Sport : Das System Poss

Eishockey-Bundestrainer spielt mit hohem Risiko

Claus Vetter

Berlin - Greg Poss kann seine Gefühle verbergen. Wenn ein Spiel vorbei ist, wirkt der neue Eishockey-Bundestrainer, der zuvor an der Bande gestenreich mit seiner Mannschaft mitgelitten hat, besonnen. Auch nach Niederlagen, von denen der 39 Jahre alte US-Amerikaner nach Amtsbeginn sieben in Serie erlebte, sagt er in gutem Deutsch Dinge wie „wir haben gut gespielt“ und „bis auf das Ergebnis können wir zufrieden sein“, weil „wir auf dem richtigen Weg sind“. Ein Weg, der richtig sein mag. Ein Weg, bei dem aber niemand weiß, wann genau er zum Ziel führt. Also ein Weg, der risikoreich ist.

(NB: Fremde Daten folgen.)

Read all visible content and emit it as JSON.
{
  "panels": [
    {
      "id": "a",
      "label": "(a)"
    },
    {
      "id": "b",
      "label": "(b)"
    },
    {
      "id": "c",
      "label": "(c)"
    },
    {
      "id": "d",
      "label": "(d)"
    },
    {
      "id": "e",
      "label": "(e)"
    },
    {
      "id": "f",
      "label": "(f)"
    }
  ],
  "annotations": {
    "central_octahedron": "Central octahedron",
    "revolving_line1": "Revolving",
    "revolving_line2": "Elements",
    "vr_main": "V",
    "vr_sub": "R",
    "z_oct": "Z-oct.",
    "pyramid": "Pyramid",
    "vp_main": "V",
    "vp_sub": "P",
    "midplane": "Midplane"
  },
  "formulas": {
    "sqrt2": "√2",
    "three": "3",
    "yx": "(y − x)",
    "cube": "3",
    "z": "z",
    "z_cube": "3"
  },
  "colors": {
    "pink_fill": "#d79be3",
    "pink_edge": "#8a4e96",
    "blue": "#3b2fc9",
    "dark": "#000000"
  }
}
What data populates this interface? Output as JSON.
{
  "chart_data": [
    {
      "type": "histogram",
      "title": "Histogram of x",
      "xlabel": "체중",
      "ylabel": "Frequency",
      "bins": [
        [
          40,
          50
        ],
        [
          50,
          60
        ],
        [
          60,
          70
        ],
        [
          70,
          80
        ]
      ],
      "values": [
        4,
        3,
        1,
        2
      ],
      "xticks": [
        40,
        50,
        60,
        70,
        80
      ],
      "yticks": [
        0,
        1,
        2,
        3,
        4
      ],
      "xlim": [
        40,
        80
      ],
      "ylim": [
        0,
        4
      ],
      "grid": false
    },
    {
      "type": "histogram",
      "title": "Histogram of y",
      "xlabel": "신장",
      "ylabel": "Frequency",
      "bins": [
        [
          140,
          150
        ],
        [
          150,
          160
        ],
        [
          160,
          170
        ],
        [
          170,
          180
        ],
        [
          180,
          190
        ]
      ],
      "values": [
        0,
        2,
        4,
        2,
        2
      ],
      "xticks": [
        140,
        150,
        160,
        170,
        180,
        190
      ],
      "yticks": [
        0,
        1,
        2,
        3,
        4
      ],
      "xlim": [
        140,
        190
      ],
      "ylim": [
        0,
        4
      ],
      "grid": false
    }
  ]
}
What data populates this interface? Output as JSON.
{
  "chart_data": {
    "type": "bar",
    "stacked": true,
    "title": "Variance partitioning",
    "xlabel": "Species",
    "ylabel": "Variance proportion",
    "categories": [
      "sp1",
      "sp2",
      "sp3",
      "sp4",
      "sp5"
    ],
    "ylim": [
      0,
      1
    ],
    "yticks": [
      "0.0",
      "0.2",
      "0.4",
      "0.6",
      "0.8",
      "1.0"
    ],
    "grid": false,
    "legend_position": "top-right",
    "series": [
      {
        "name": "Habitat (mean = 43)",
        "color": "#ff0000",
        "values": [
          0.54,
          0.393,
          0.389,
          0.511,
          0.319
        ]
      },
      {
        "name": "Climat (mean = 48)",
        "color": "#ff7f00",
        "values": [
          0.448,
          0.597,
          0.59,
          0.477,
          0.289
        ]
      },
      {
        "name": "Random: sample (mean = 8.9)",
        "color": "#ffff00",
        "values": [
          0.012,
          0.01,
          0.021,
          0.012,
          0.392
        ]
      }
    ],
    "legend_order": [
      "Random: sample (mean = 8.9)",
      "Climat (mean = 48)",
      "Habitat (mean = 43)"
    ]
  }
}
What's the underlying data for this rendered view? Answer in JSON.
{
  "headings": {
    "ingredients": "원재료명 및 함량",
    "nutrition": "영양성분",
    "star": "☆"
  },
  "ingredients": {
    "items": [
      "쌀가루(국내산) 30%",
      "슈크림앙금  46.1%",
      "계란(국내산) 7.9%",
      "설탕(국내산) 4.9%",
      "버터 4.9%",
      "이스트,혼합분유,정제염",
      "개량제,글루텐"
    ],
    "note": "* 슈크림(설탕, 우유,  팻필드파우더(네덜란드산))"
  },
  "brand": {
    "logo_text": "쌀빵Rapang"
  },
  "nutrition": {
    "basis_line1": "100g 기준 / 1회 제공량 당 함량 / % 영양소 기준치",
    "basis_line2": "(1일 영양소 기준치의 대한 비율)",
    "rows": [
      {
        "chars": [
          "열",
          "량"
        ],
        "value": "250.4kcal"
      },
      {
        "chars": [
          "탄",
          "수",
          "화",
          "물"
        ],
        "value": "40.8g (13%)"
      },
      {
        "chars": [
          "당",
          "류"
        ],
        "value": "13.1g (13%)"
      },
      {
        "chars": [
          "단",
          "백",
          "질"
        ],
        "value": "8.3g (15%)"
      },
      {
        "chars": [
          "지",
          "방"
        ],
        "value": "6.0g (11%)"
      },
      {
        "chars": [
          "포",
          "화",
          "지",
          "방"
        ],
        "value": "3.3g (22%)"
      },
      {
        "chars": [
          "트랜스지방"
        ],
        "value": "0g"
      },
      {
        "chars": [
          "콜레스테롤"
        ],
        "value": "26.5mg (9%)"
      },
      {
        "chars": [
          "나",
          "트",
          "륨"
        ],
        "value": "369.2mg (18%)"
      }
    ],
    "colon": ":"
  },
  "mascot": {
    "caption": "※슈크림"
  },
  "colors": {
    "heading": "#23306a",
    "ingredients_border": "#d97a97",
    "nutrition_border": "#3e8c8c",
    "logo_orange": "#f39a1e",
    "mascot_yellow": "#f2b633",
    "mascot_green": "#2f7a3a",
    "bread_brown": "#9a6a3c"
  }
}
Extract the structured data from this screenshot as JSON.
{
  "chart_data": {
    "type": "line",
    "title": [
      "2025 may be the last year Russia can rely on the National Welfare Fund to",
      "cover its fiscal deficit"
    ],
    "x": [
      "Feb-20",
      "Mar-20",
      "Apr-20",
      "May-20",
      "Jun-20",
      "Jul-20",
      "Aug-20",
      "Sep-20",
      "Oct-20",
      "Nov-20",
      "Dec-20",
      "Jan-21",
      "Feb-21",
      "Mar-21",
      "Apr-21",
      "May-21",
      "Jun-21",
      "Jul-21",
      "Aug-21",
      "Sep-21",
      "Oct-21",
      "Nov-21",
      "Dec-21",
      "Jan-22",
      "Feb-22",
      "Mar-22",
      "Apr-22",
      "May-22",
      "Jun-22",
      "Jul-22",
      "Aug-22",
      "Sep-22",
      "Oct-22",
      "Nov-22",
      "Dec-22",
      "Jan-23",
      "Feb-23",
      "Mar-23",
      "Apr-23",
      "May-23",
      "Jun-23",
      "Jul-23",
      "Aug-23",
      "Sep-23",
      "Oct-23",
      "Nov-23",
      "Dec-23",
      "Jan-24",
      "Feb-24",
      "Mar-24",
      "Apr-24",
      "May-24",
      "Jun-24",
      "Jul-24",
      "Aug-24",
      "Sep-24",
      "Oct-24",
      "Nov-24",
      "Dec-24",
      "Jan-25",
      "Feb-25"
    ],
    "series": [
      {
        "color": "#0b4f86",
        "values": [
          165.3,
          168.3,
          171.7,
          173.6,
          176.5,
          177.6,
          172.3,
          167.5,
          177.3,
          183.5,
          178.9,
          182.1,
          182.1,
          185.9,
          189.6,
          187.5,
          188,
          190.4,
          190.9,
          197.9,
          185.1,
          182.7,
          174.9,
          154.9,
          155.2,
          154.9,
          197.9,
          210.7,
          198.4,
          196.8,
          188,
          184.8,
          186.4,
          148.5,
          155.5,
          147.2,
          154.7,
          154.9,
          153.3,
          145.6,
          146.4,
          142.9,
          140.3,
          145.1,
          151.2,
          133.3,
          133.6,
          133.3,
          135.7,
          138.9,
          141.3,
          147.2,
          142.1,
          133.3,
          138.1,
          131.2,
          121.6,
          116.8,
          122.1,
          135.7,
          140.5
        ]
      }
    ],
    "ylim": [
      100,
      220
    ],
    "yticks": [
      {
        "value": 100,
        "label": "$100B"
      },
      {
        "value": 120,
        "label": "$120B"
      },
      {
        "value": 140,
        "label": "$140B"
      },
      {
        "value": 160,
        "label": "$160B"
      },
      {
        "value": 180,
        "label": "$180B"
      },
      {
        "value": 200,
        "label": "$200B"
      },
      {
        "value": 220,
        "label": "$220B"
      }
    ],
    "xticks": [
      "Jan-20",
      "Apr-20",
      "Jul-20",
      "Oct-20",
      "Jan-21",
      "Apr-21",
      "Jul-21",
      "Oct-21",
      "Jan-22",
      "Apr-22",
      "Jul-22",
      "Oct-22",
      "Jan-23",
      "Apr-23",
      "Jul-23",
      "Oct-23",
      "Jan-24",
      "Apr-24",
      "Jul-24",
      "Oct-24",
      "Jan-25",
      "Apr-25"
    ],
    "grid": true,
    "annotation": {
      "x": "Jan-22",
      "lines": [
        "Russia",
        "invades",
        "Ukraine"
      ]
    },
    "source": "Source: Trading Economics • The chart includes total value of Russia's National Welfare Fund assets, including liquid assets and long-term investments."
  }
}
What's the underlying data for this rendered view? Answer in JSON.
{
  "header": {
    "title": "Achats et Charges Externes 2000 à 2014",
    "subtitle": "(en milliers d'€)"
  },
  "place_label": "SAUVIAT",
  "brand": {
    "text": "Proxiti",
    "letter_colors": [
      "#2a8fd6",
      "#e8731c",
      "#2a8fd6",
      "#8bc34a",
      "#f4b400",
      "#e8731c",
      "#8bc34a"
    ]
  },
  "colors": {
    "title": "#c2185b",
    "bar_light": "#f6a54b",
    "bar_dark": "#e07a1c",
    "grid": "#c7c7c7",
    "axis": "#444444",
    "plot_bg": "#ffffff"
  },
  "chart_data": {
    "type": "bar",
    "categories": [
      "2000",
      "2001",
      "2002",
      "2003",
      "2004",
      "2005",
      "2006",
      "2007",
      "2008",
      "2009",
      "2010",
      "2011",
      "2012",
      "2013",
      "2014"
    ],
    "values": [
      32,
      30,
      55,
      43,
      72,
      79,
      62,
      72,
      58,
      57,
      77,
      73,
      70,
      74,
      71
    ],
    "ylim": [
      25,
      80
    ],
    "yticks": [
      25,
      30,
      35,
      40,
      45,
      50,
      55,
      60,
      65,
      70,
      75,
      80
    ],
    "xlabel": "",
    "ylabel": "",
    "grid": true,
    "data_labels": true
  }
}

Zitate nach Niederlagen musste Poss beim Turnier in Budapest vergangenes Wochenende zweimal abgeben: Nach dem 1:2 gegen die Slowakei und nach dem 1:4 gegen Kanada. Erst nach dem Spiel gegen Ungarn (4:3) lag sein erster Erfolg als Bundestrainer hinter ihm. Poss sagte: „Alles war positiv. Das Ergebnis, wie wir gespielt haben und wie Kölzig gehalten hat. Wenn wir vier Tore schießen, gewinnen wir mit Olaf immer.“

Poss hat vermutlich Recht: Kölzig, der die Pause in der nordamerikanischen Profiliga NHL in der Deutschen Eishockey-Liga (DEL) bei den Berliner Eisbären überbrückt, ist einer der besten Torhüter überhaupt. Auch wenn er sein Tor verlässt, um den Puck nach vorn zu spielen. Das muss Kölzig im System von Poss oft machen – so unorthodox, wie die Deutschen unter dem neuen Bundestrainer bisher in der Abwehr spielen. Da wird das Spielobjekt nach vorne gedroschen, wann immer es nur geht oder auch nicht geht. Fehlpässe gab es in Budapest zu viel und neben den Stürmern, die aus den Chancen zu wenig machten, fielen die Verteidiger durch Schussschwäche an der gegnerischen Blauen Linie auf. Sicher, bei der Weltmeisterschaft in Wien im Mai werden einige der getesteten Verteidiger die deutschen Spiele vorm Fernseher verfolgen. Weil vermutlich die in Nordamerika engagierten Profis wie Christian Ehrhoff, Denis Seidenberg und Chistoph Schubert oder der zurzeit verletzte Jan Benda (Severstal/Russland) als Verstärkung kommen. Allerdings werden diese Spieler in ein System hineinrutschen, das sie nicht ausprobieren konnten.

Da liegt das Problem von Greg Poss. Seine Ideen scheinen gut zu sein, bringen sie doch gute Gegner – zuletzt die Slowakei – in Schwierigkeiten. Das ist ein Fortschritt, der sich aber erst zuverlässig in Ergebnissen niederschlagen wird, wenn die Fehlerquote im deutschen Spiel niedriger wird. Und so etwas lässt sich nur durch viel Training einstudieren. Was beim Nationalteam angesichts nur noch weniger Vorbereitungsspiele vor der WM schwer ist. Der Bundestrainer spielt also mit seinen Innovationen ein hohes Risiko. Zumindest, was die WM im Mai betrifft.